Learn R Programming

soundgen (version 1.7.0)

filterSoundByMS: Filter sound by modulation spectrum

Description

Manipulates the modulation spectrum (MS) of a sound so as to remove certain frequencies of amplitude modulation (AM) and frequency modulation (FM). Algorithm: produces a modulation spectrum with modulationSpectrum, modifies it with filterMS, converts the modified MS to a spectrogram with msToSpec, and finally inverts the spectrogram with invertSpectrogram, thus producing a sound with (approximately) the desired characteristics of the MS. Note that the last step of inverting the spectrogram introduces some noise, so the resulting MS is not precisely the same as the intermediate filtered version. In practice this means that some residual energy will still be present in the filtered-out frequency range (see examples).

Usage

filterSoundByMS(
  x,
  samplingRate = NULL,
  logSpec = FALSE,
  windowLength = 25,
  step = NULL,
  overlap = 80,
  wn = "hamming",
  zp = 0,
  amCond = NULL,
  fmCond = NULL,
  jointCond = NULL,
  action = c("remove", "preserve")[1],
  initialPhase = c("zero", "random", "spsi")[3],
  nIter = 50,
  play = FALSE,
  plot = TRUE,
  savePath = NA
)

Arguments

x

folder, path to a wav/mp3 file, a numeric vector representing a waveform, or a list of numeric vectors

samplingRate

sampling rate of x (only needed if x is a numeric vector, rather than an audio file).

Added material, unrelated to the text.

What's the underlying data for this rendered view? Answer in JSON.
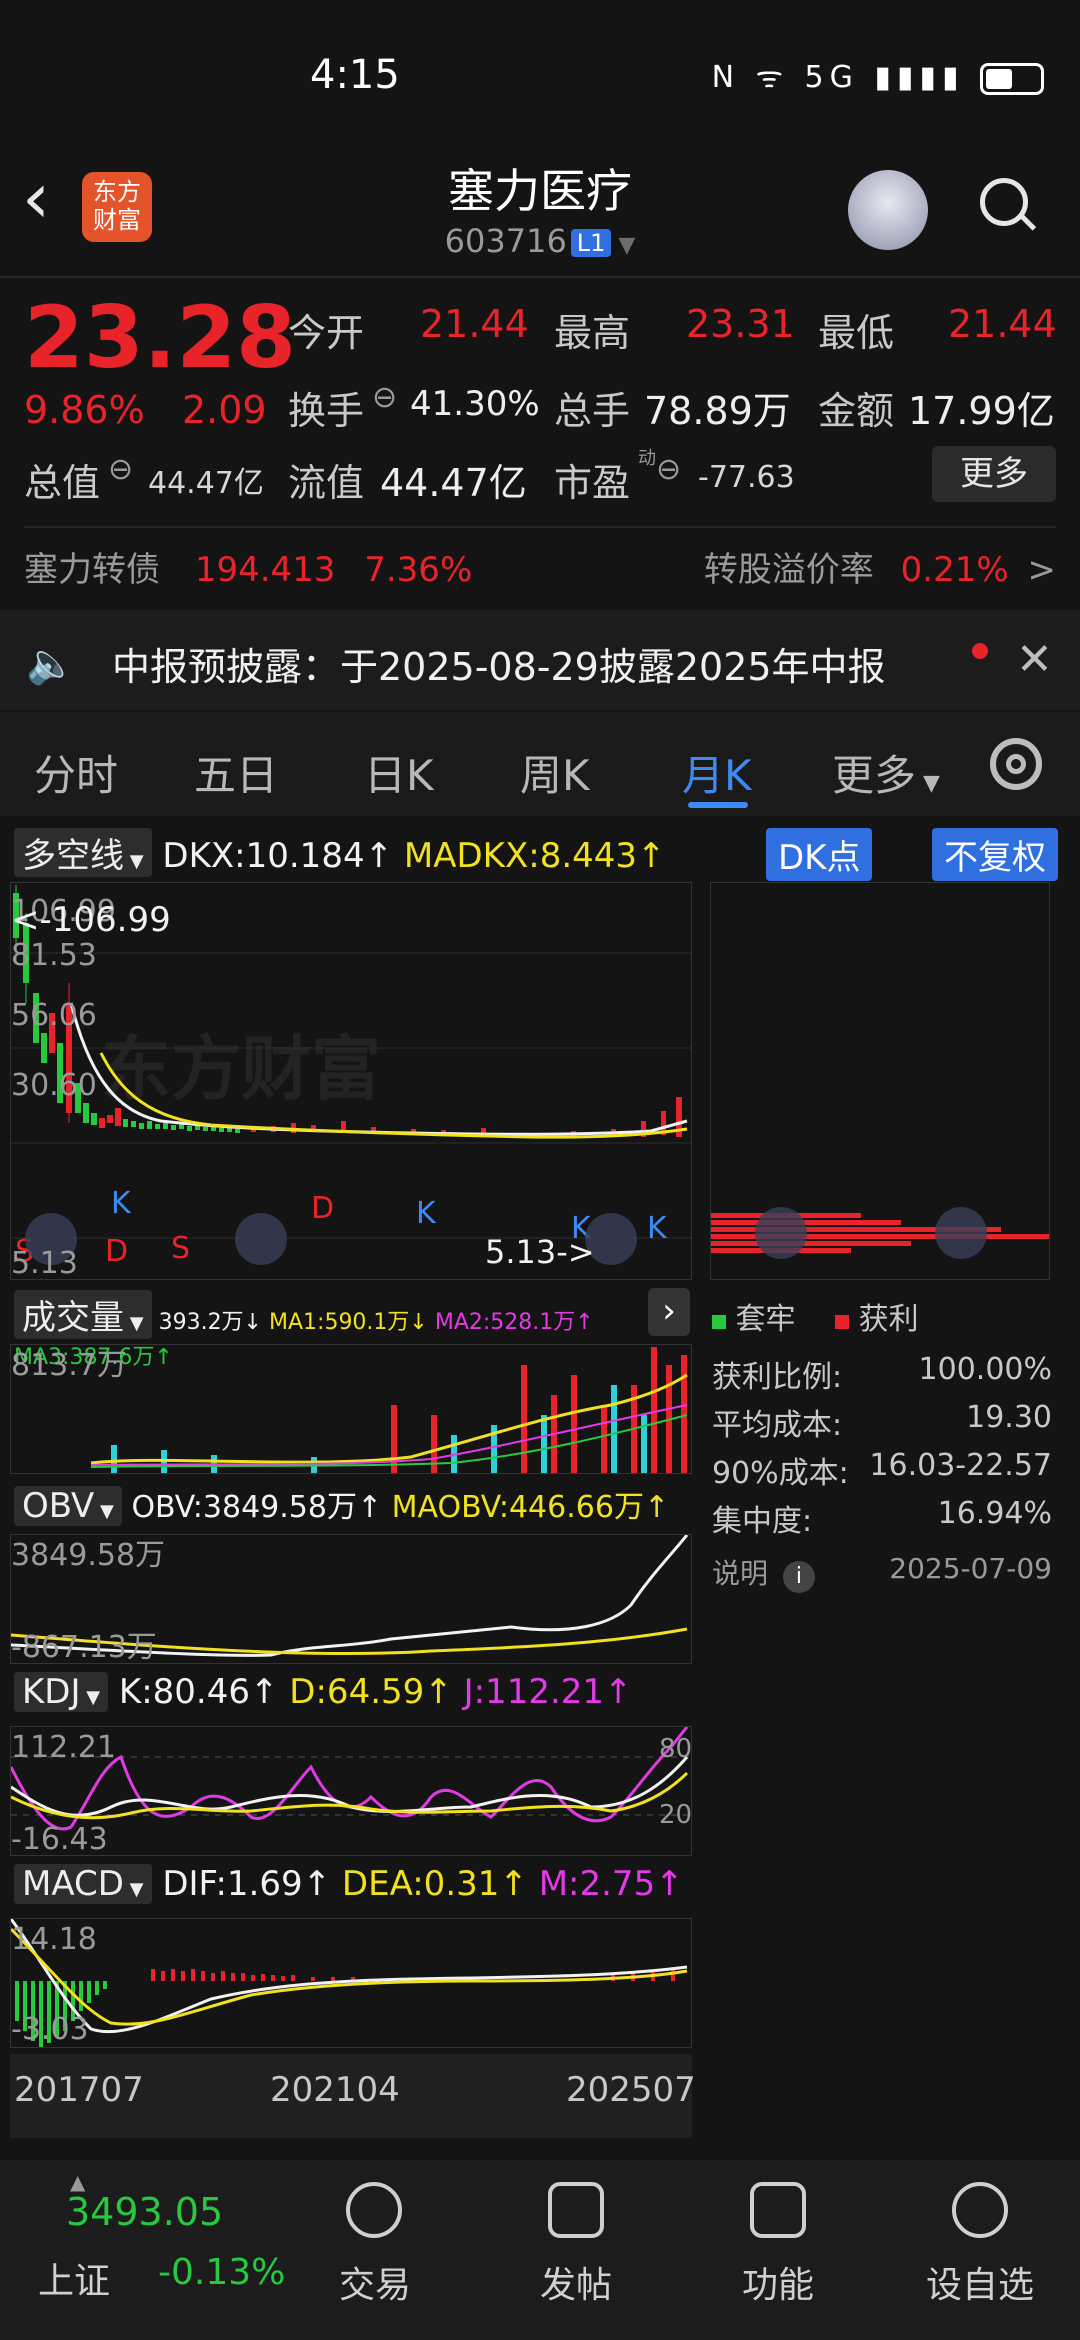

For a list of sounds, give either one samplingRate (the same for all) or as many values as there are input files

logSpec

if TRUE, the spectrogram is log-transformed prior to taking 2D FFT

windowLength

length of FFT window, ms

step

you can override overlap by specifying FFT step, ms

overlap

overlap between successive FFT frames, %

wn

window type: gaussian, hanning, hamming, bartlett, rectangular, blackman, flattop

zp

window length after zero padding, points

amCond

character strings with valid conditions on amplitude and frequency modulation (see examples)

fmCond

character strings with valid conditions on amplitude and frequency modulation (see examples)

jointCond

character string with a valid joint condition amplitude and frequency modulation

action

should the defined AM-FM region be removed ('remove') or preserved, while everything else is removed ('preserve')?

initialPhase

initial phase estimate: "zero" = set all phases to zero; "random" = Gaussian noise; "spsi" (default) = single-pass spectrogram inversion (Beauregard et al., 2015)

nIter

the number of iterations of the GL algorithm (Griffin & Lim, 1984), 0 = don't run

play

if TRUE, plays back the output

plot

if TRUE, produces a triple plot: original MS, filtered MS, and the MS of the output sound

savePath

if a valid path is specified, a plot is saved in this folder (defaults to NA)

Value

Returns the filtered audio as a numeric vector normalized to [-1, 1] with the same sampling rate as input.

See Also

invertSpectrogram filterMS

Examples

Run this code
# NOT RUN {
# Create a sound to be filtered
samplingRate = 16000
s = soundgen(pitch = rnorm(n = 20, mean = 200, sd = 25),
  amFreq = 25, amDep = 50, samplingRate = samplingRate,
  addSilence = 50, plot = TRUE, osc = TRUE)
# playme(s, samplingRate)

# Filter
s_filt = filterSoundByMS(s, samplingRate = samplingRate,
  amCond = 'abs(am) > 15', fmCond = 'abs(fm) > 5',
  action = 'remove', nIter = 10)
# playme(s_filt, samplingRate)
# }
# NOT RUN {
# Download an example - a bit of speech (sampled at 16000 Hz)
download.file('http://cogsci.se/soundgen/audio/speechEx.wav',
              destfile = '~/Downloads/speechEx.wav')  # modify as needed
target = '~/Downloads/speechEx.wav'
samplingRate = tuneR::readWave(target)@samp.rate
playme(target, samplingRate)
spectrogram(target, samplingRate = samplingRate, osc = TRUE)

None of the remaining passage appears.